City Paper is not for tourists
For this week’sCheap Seats I wrote about Omilara Aribisala of the D.C. Divas. Her story is unlike any I’ve ever encountered in my years of typing.
I’d never talked to a former slave before.
In 1986, Aribisala was brought to America from her native Nigeria as a 12 year old. She spent the next eight years as an unpaid laborer for a family of Nigerians living in Prince George’s County.
Human trafficking experts I talked to for the story say these forced laborer cases are found in immigrant communities all across the country; slavery is alive and well in America.
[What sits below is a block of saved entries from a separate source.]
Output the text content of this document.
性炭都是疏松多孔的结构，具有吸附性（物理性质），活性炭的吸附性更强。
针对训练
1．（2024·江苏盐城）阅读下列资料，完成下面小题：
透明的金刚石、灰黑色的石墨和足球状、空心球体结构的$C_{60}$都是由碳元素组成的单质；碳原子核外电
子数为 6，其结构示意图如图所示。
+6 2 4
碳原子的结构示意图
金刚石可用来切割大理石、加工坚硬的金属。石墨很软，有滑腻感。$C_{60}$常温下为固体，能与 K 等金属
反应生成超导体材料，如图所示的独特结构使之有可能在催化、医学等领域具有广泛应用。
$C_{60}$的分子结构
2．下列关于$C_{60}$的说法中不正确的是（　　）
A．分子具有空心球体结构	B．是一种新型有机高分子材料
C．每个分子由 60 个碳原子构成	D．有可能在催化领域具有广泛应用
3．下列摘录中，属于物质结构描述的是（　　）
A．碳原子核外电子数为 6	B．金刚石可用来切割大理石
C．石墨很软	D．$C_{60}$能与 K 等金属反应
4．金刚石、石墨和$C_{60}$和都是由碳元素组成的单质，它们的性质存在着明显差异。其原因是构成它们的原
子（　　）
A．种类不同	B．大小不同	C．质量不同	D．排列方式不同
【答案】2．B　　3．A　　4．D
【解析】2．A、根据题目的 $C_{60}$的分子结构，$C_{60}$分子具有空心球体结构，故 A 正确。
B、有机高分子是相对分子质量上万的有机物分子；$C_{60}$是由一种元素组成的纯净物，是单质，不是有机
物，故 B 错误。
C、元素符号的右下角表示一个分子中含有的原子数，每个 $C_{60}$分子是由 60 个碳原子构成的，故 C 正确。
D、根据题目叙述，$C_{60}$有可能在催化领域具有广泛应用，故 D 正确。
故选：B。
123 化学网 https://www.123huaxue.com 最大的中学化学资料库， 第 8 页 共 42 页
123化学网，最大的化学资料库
Aribisala, “Lara” to her friends, escaped when she was 20 years old, with the help of an ad hoc underground railroad of neighbors and strangers.
She was at last able to start chasing the life that her captors promised her parents when they lured her here as a child.
Aribisala didn’t get back to Nigeria or see her parents again until she was 35 years old.
She admits still having scars from all the fear and physical abuse she lived through before gaining her freedom in the early 1990s.
But the pain and wounds are not obvious at all. Friends and Divas teammates describe Aribisala as the happiest person they’ve ever met.
Read her story and tell me there’s not a movie there. Aribisala is already living the happy ending. She says she’s found the American Dream.